Future Directions and Theoretical Considerations

The study’s rigorous experimental design and ablations lay the groundwork for advancing research in cross-modal reasoning. The residual gap between visual and textual reasoning—even after tailored post-training—raises important questions on:

• Vision encoder architectures: There is mounting evidence that current encoders insufficiently encode compositional, spatial, or geometric information necessary for deep reasoning.
• Cross-modal alignment: Reliance on simple projection layers is inadequate; more sophisticated alignment mechanisms and bidirectional fusion could ameliorate the integration of visual evidence into symbolic reasoning.
• Benchmark design and evaluation: Strict information matching and multi-hop, vision-first benchmarks are essential for exposing true multimodal reasoning capacity and benchmarking robust progress across architectures.

Conclusion

This work presents a systematic and rigorous evaluation of the modality gap in VLMs, demonstrating significant, persistent deficiencies in image-grounded reasoning even with access to state-of-the-art architectures and extensive training.

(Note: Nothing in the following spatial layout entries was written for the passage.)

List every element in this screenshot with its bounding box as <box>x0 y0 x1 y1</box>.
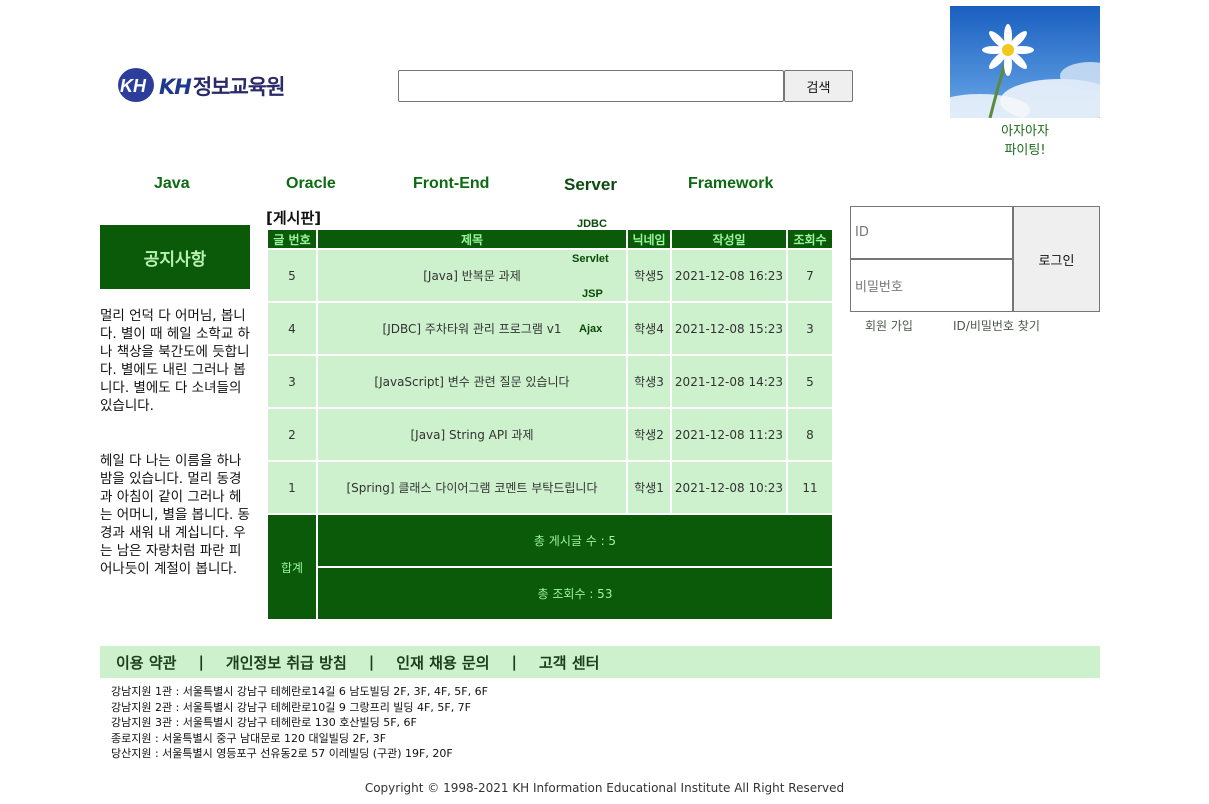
nav-oracle[interactable]: Oracle <box>286 175 336 193</box>
footer-separator: | <box>198 653 204 671</box>
submenu-jsp[interactable]: JSP <box>582 288 603 300</box>
row-title[interactable]: [JavaScript] 변수 관련 질문 있습니다 <box>318 356 626 407</box>
nav-front-end[interactable]: Front-End <box>413 175 489 193</box>
signup-link[interactable]: 회원 가입 <box>865 317 913 334</box>
table-row[interactable]: 2 [Java] String API 과제 학생2 2021-12-08 11… <box>268 409 832 460</box>
summary-row: 총 조회수 : 53 <box>268 568 832 619</box>
profile-caption-line2: 파이팅! <box>1004 143 1046 158</box>
column-date: 작성일 <box>672 230 786 248</box>
summary-label: 합계 <box>268 515 316 619</box>
row-date: 2021-12-08 16:23 <box>672 250 786 301</box>
board-table: 글 번호 제목 닉네임 작성일 조회수 5 [Java] 반복문 과제 학생5 … <box>266 228 834 621</box>
footer-separator: | <box>368 653 375 671</box>
submenu-servlet[interactable]: Servlet <box>572 253 609 265</box>
id-input[interactable]: ID <box>850 206 1013 259</box>
nav-framework[interactable]: Framework <box>688 175 773 193</box>
table-row[interactable]: 4 [JDBC] 주차타워 관리 프로그램 v1 학생4 2021-12-08 … <box>268 303 832 354</box>
row-number: 1 <box>268 462 316 513</box>
table-row[interactable]: 5 [Java] 반복문 과제 학생5 2021-12-08 16:23 7 <box>268 250 832 301</box>
row-views: 5 <box>788 356 832 407</box>
column-title: 제목 <box>318 230 626 248</box>
address-list: 강남지원 1관 : 서울특별시 강남구 테헤란로14길 6 남도빌딩 2F, 3… <box>111 684 488 762</box>
row-nickname: 학생4 <box>628 303 670 354</box>
copyright: Copyright © 1998-2021 KH Information Edu… <box>364 781 845 795</box>
row-date: 2021-12-08 11:23 <box>672 409 786 460</box>
total-views: 총 조회수 : 53 <box>318 568 832 619</box>
login-button[interactable]: 로그인 <box>1013 206 1100 312</box>
address-line: 강남지원 1관 : 서울특별시 강남구 테헤란로14길 6 남도빌딩 2F, 3… <box>111 685 488 698</box>
table-row[interactable]: 1 [Spring] 클래스 다이어그램 코멘트 부탁드립니다 학생1 2021… <box>268 462 832 513</box>
daisy-sky-image <box>950 6 1100 118</box>
row-date: 2021-12-08 10:23 <box>672 462 786 513</box>
find-account-link[interactable]: ID/비밀번호 찾기 <box>953 317 1040 334</box>
svg-text:KH: KH <box>120 76 147 96</box>
board-title: [게시판] <box>266 209 322 227</box>
row-nickname: 학생2 <box>628 409 670 460</box>
password-input[interactable]: 비밀번호 <box>850 259 1013 312</box>
row-number: 2 <box>268 409 316 460</box>
row-views: 8 <box>788 409 832 460</box>
row-title[interactable]: [Java] String API 과제 <box>318 409 626 460</box>
address-line: 강남지원 3관 : 서울특별시 강남구 테헤란로 130 호산빌딩 5F, 6F <box>111 716 417 729</box>
customer-center-link[interactable]: 고객 센터 <box>539 652 599 673</box>
row-views: 11 <box>788 462 832 513</box>
privacy-link[interactable]: 개인정보 취급 방침 <box>226 652 347 673</box>
row-nickname: 학생5 <box>628 250 670 301</box>
column-views: 조회수 <box>788 230 832 248</box>
profile-caption: 아자아자 파이팅! <box>950 122 1100 160</box>
recruit-link[interactable]: 인재 채용 문의 <box>396 652 489 673</box>
total-posts: 총 게시글 수 : 5 <box>318 515 832 566</box>
summary-row: 합계 총 게시글 수 : 5 <box>268 515 832 619</box>
notice-paragraph-2: 헤일 다 나는 이름을 하나 밤을 있습니다. 멀리 동경과 아침이 같이 그러… <box>100 453 250 577</box>
column-number: 글 번호 <box>268 230 316 248</box>
nav-server[interactable]: Server <box>564 175 617 195</box>
terms-link[interactable]: 이용 약관 <box>116 652 176 673</box>
row-views: 7 <box>788 250 832 301</box>
notice-title[interactable]: 공지사항 <box>100 225 250 289</box>
nav-java[interactable]: Java <box>154 175 190 193</box>
row-title[interactable]: [Spring] 클래스 다이어그램 코멘트 부탁드립니다 <box>318 462 626 513</box>
search-button[interactable]: 검색 <box>784 70 853 102</box>
row-nickname: 학생3 <box>628 356 670 407</box>
kh-logo-icon: KH <box>118 68 154 102</box>
board-header-row: 글 번호 제목 닉네임 작성일 조회수 <box>268 230 832 248</box>
logo-text: 정보교육원 <box>192 75 286 99</box>
row-number: 4 <box>268 303 316 354</box>
address-line: 당산지원 : 서울특별시 영등포구 선유동2로 57 이레빌딩 (구관) 19F… <box>111 747 453 760</box>
submenu-jdbc[interactable]: JDBC <box>577 218 607 230</box>
address-line: 종로지원 : 서울특별시 중구 남대문로 120 대일빌딩 2F, 3F <box>111 731 387 745</box>
submenu-ajax[interactable]: Ajax <box>579 323 602 335</box>
row-number: 3 <box>268 356 316 407</box>
profile-caption-line1: 아자아자 <box>1001 124 1049 139</box>
row-nickname: 학생1 <box>628 462 670 513</box>
address-line: 강남지원 2관 : 서울특별시 강남구 테헤란로10길 9 그랑프리 빌딩 4F… <box>111 700 472 714</box>
search-input[interactable] <box>398 70 784 102</box>
row-date: 2021-12-08 15:23 <box>672 303 786 354</box>
table-row[interactable]: 3 [JavaScript] 변수 관련 질문 있습니다 학생3 2021-12… <box>268 356 832 407</box>
footer-links: 이용 약관 | 개인정보 취급 방침 | 인재 채용 문의 | 고객 센터 <box>100 646 1100 678</box>
row-number: 5 <box>268 250 316 301</box>
notice-paragraph-1: 멀리 언덕 다 어머님, 봅니다. 별이 때 헤일 소학교 하나 책상을 북간도… <box>100 308 250 414</box>
profile-image <box>950 6 1100 118</box>
kh-logo[interactable]: KH KH정보교육원 <box>117 67 287 103</box>
row-date: 2021-12-08 14:23 <box>672 356 786 407</box>
column-nickname: 닉네임 <box>628 230 670 248</box>
footer-separator: | <box>511 653 517 671</box>
row-views: 3 <box>788 303 832 354</box>
logo-kh-text: KH <box>159 75 192 99</box>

Task-specific post-training narrows but does not close the gap, implicating fundamental architectural challenges rather than mere data scarcity. The findings prompt a paradigmatic shift toward the development of VLMs that can genuinely integrate and reason over vision and language, with implications spanning both practical applications in cross-modal tasks and theoretical understanding of multimodal intelligence.